Мы получили известие, что Зорайя предполагает выступить и идти на Милозис, опустошив страну. У нас возник вопрос: встретить ли ее в стенах города, или выйти из города и дать ей сражение? Гуд и я высказались за движение вперед и за битву. Если мы будем сидеть в городе и ждать нападения, это может показаться страхом, трусостью.

В подобных случаях малейший пустяк может изменить мнение людей и направить его в другую сторону. Сэр Генри согласился с нашим мнением, так же, как и Нилепта. Сейчас же была принесена большая карта и разложена перед нами. В 30 милях от М'Арступа, где расположилась Зорайя, дорога шла по крутому холму и, окаймленная с одной стороны лесом, была неудобна для перехода войска. Нилепта серьезно посмотрела на карту и положила палец на обозначенный холм.

— Здесь ты должен встретить армию Зорайи! — сказала она мужу, улыбаясь и доверчиво смотря на него, — Я знаю местность. Ты встретишь здесь ее войско и рассеешь его по ветру, как буря разгоняет пыль!

Но Куртис был серьезен и молчал.

НА ПОЛЕ БИТВЫ

Через три дня мы с Куртисом отправились в путь.

Все войско, за исключением маленького отряда телохранителей королевы, выступило еще накануне ночью.

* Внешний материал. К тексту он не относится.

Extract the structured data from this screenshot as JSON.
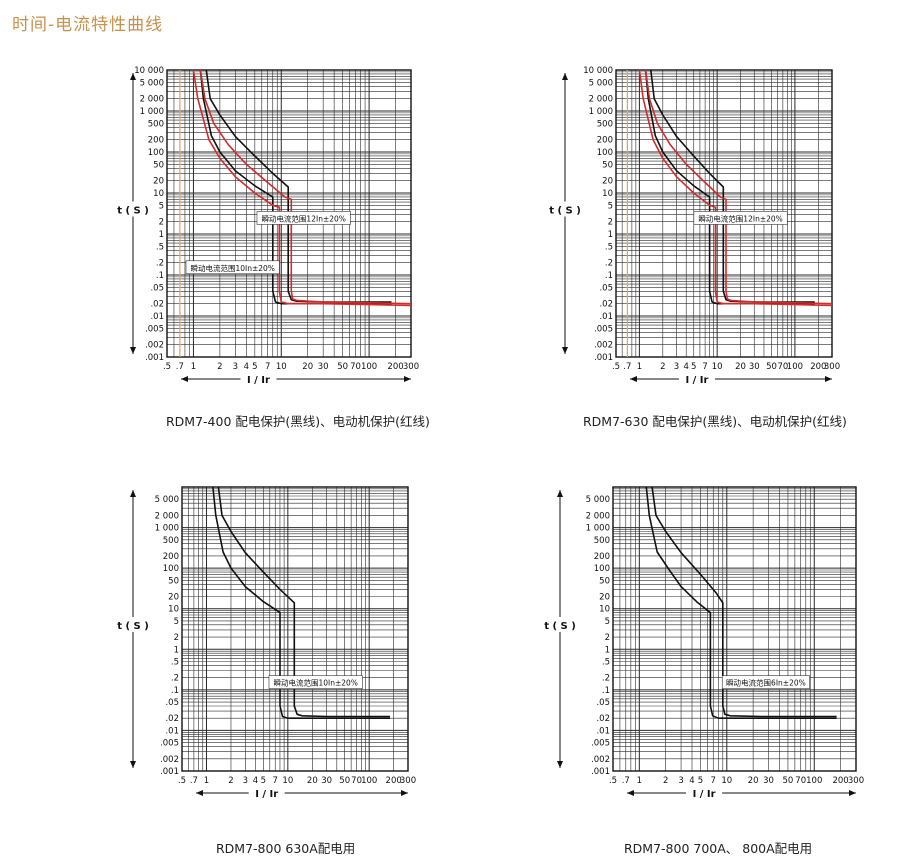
{
  "page_title": "时间-电流特性曲线",
  "chart_data": [
    {
      "type": "line",
      "caption": "RDM7-400  配电保护(黑线)、电动机保护(红线)",
      "xlabel": "I / Ir",
      "ylabel": "t ( S )",
      "x_ticks": [
        ".5",
        ".7",
        "1",
        "2",
        "3",
        "4",
        "5",
        "7",
        "10",
        "20",
        "30",
        "50",
        "70",
        "100",
        "200",
        "300"
      ],
      "y_ticks": [
        "10 000",
        "5 000",
        "2 000",
        "1 000",
        "500",
        "200",
        "100",
        "50",
        "20",
        "10",
        "5",
        "2",
        "1",
        ".5",
        ".2",
        ".1",
        ".05",
        ".02",
        ".01",
        ".005",
        ".002",
        ".001"
      ],
      "xlim": [
        0.5,
        300
      ],
      "ylim": [
        0.001,
        10000
      ],
      "x_scale": "log",
      "y_scale": "log",
      "annotations": [
        {
          "text": "瞬动电流范围12In±20%",
          "x": 18,
          "y": 2.4
        },
        {
          "text": "瞬动电流范围10In±20%",
          "x": 2.8,
          "y": 0.15
        }
      ],
      "series": [
        {
          "color": "#111111",
          "x": [
            1.2,
            1.3,
            1.6,
            2,
            3,
            5,
            8,
            8,
            8.6,
            10,
            20,
            60,
            180
          ],
          "y": [
            10000,
            2000,
            250,
            100,
            35,
            15,
            8,
            0.04,
            0.022,
            0.02,
            0.02,
            0.02,
            0.02
          ]
        },
        {
          "color": "#111111",
          "x": [
            1.4,
            1.55,
            2,
            3,
            5,
            8,
            12,
            12,
            13,
            15,
            30,
            80,
            180
          ],
          "y": [
            10000,
            2000,
            800,
            240,
            80,
            30,
            14,
            0.04,
            0.025,
            0.023,
            0.022,
            0.022,
            0.022
          ]
        },
        {
          "color": "#d42a2a",
          "x": [
            1,
            1.12,
            1.5,
            2,
            3,
            5,
            8,
            9.5,
            9.5,
            10,
            12,
            30,
            100,
            300
          ],
          "y": [
            10000,
            2000,
            200,
            70,
            25,
            10,
            5,
            4.5,
            0.04,
            0.022,
            0.02,
            0.02,
            0.019,
            0.018
          ]
        },
        {
          "color": "#d42a2a",
          "x": [
            1.2,
            1.35,
            1.7,
            2.5,
            4,
            7,
            11,
            13,
            13,
            13.5,
            15,
            30,
            100,
            300
          ],
          "y": [
            10000,
            2000,
            500,
            150,
            50,
            18,
            8,
            7,
            0.04,
            0.026,
            0.024,
            0.022,
            0.021,
            0.02
          ]
        }
      ],
      "colors": {
        "grid": "#2a2a2a",
        "ref_line": "#e8a25c"
      }
    },
    {
      "type": "line",
      "caption": "RDM7-630  配电保护(黑线)、电动机保护(红线)",
      "xlabel": "I / Ir",
      "ylabel": "t ( S )",
      "x_ticks": [
        ".5",
        ".7",
        "1",
        "2",
        "3",
        "4",
        "5",
        "7",
        "10",
        "20",
        "30",
        "50",
        "70",
        "100",
        "200",
        "300"
      ],
      "y_ticks": [
        "10 000",
        "5 000",
        "2 000",
        "1 000",
        "500",
        "200",
        "100",
        "50",
        "20",
        "10",
        "5",
        "2",
        "1",
        ".5",
        ".2",
        ".1",
        ".05",
        ".02",
        ".01",
        ".005",
        ".002",
        ".001"
      ],
      "xlim": [
        0.5,
        300
      ],
      "ylim": [
        0.001,
        10000
      ],
      "x_scale": "log",
      "y_scale": "log",
      "annotations": [
        {
          "text": "瞬动电流范围12In±20%",
          "x": 20,
          "y": 2.4
        }
      ],
      "series": [
        {
          "color": "#111111",
          "x": [
            1.2,
            1.3,
            1.6,
            2,
            3,
            5,
            8,
            8,
            8.6,
            10,
            20,
            60,
            180
          ],
          "y": [
            10000,
            2000,
            250,
            100,
            35,
            15,
            8,
            0.04,
            0.022,
            0.02,
            0.02,
            0.02,
            0.02
          ]
        },
        {
          "color": "#111111",
          "x": [
            1.4,
            1.55,
            2,
            3,
            5,
            8,
            12,
            12,
            13,
            15,
            30,
            80,
            180
          ],
          "y": [
            10000,
            2000,
            800,
            240,
            80,
            30,
            14,
            0.04,
            0.025,
            0.023,
            0.022,
            0.022,
            0.022
          ]
        },
        {
          "color": "#d42a2a",
          "x": [
            1,
            1.12,
            1.5,
            2,
            3,
            5,
            8,
            9.5,
            9.5,
            10,
            12,
            30,
            100,
            300
          ],
          "y": [
            10000,
            2000,
            200,
            70,
            25,
            10,
            5,
            4.5,
            0.04,
            0.022,
            0.02,
            0.02,
            0.019,
            0.018
          ]
        },
        {
          "color": "#d42a2a",
          "x": [
            1.2,
            1.35,
            1.7,
            2.5,
            4,
            7,
            11,
            13,
            13,
            13.5,
            15,
            30,
            100,
            300
          ],
          "y": [
            10000,
            2000,
            500,
            150,
            50,
            18,
            8,
            7,
            0.04,
            0.026,
            0.024,
            0.022,
            0.021,
            0.02
          ]
        }
      ],
      "colors": {
        "grid": "#2a2a2a",
        "ref_line": "#e8a25c"
      }
    },
    {
      "type": "line",
      "caption": "RDM7-800  630A配电用",
      "xlabel": "I / Ir",
      "ylabel": "t ( S )",
      "x_ticks": [
        ".5",
        ".7",
        "1",
        "2",
        "3",
        "4",
        "5",
        "7",
        "10",
        "20",
        "30",
        "50",
        "70",
        "100",
        "200",
        "300"
      ],
      "y_ticks": [
        "5 000",
        "2 000",
        "1 000",
        "500",
        "200",
        "100",
        "50",
        "20",
        "10",
        "5",
        "2",
        "1",
        ".5",
        ".2",
        ".1",
        ".05",
        ".02",
        ".01",
        ".005",
        ".002",
        ".001"
      ],
      "xlim": [
        0.5,
        300
      ],
      "ylim": [
        0.001,
        10000
      ],
      "x_scale": "log",
      "y_scale": "log",
      "annotations": [
        {
          "text": "瞬动电流范围10In±20%",
          "x": 22,
          "y": 0.15
        }
      ],
      "series": [
        {
          "color": "#111111",
          "x": [
            1.2,
            1.3,
            1.6,
            2,
            3,
            5,
            8,
            8,
            8.6,
            10,
            20,
            60,
            180
          ],
          "y": [
            10000,
            2000,
            250,
            100,
            35,
            15,
            8,
            0.04,
            0.022,
            0.02,
            0.02,
            0.02,
            0.02
          ]
        },
        {
          "color": "#111111",
          "x": [
            1.4,
            1.55,
            2,
            3,
            5,
            8,
            12,
            12,
            13,
            15,
            30,
            80,
            180
          ],
          "y": [
            10000,
            2000,
            800,
            240,
            80,
            30,
            14,
            0.04,
            0.025,
            0.023,
            0.022,
            0.022,
            0.022
          ]
        }
      ],
      "colors": {
        "grid": "#2a2a2a"
      }
    },
    {
      "type": "line",
      "caption": "RDM7-800  700A、 800A配电用",
      "xlabel": "I / Ir",
      "ylabel": "t ( S )",
      "x_ticks": [
        ".5",
        ".7",
        "1",
        "2",
        "3",
        "4",
        "5",
        "7",
        "10",
        "20",
        "30",
        "50",
        "70",
        "100",
        "200",
        "300"
      ],
      "y_ticks": [
        "5 000",
        "2 000",
        "1 000",
        "500",
        "200",
        "100",
        "50",
        "20",
        "10",
        "5",
        "2",
        "1",
        ".5",
        ".2",
        ".1",
        ".05",
        ".02",
        ".01",
        ".005",
        ".002",
        ".001"
      ],
      "xlim": [
        0.5,
        300
      ],
      "ylim": [
        0.001,
        10000
      ],
      "x_scale": "log",
      "y_scale": "log",
      "annotations": [
        {
          "text": "瞬动电流范围6In±20%",
          "x": 28,
          "y": 0.15
        }
      ],
      "series": [
        {
          "color": "#111111",
          "x": [
            1.2,
            1.3,
            1.6,
            2.2,
            3,
            4.5,
            6.5,
            6.5,
            6.9,
            8,
            15,
            60,
            180
          ],
          "y": [
            10000,
            2000,
            250,
            90,
            35,
            15,
            8,
            0.04,
            0.023,
            0.02,
            0.02,
            0.02,
            0.02
          ]
        },
        {
          "color": "#111111",
          "x": [
            1.4,
            1.55,
            2,
            3,
            5,
            7.5,
            9,
            9,
            9.5,
            11,
            25,
            80,
            180
          ],
          "y": [
            10000,
            2000,
            800,
            240,
            70,
            25,
            14,
            0.04,
            0.025,
            0.023,
            0.022,
            0.022,
            0.022
          ]
        }
      ],
      "colors": {
        "grid": "#2a2a2a"
      }
    }
  ]
}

Нахмуренный город опустел и затих. Кроме личной стражи королевы, осталось еще около тысячи человек, которые, в силу болезни или других причин, были неспособны следовать за армией. Но это было неважно, потому что стены Милозиса были неприступны, и неприятель находился не в тылу у нас.

Гуд и Умслопогас ушли с войском. Нилепта проводила сэра Генри до городских ворот, верхом на великолепной белой лошади по имени «Денной луч», которая слыла самой быстрой и выносливой лошадью во всей стране. Лицо королевы носило следы недавних слез, но теперь она не плакала, мужественно вынося горькое испытание, посланное ей судьбой.

У ворот она простилась с нами. Накануне этого дня она обратилась с красноречивыми словами к начальникам войска, выразив полную уверенность в их военной доблести и в победе над врагами.

Она сумела тронуть их, и они ответили громкими криками и изъявлениями готовности умереть за нее.

— Прощай, Макумацан! — сказала она. — Помни, я верю тебе, верю в твою мудрость, которая нам так же необходима, как острые копья для защиты от Зорайи. Я знаю, что ты исполнишь свой долг!

Я поклонился и объяснил, что боюсь сражения и могу потерять голову от страха. Нилепта улыбнулась и повернулась к Куртису.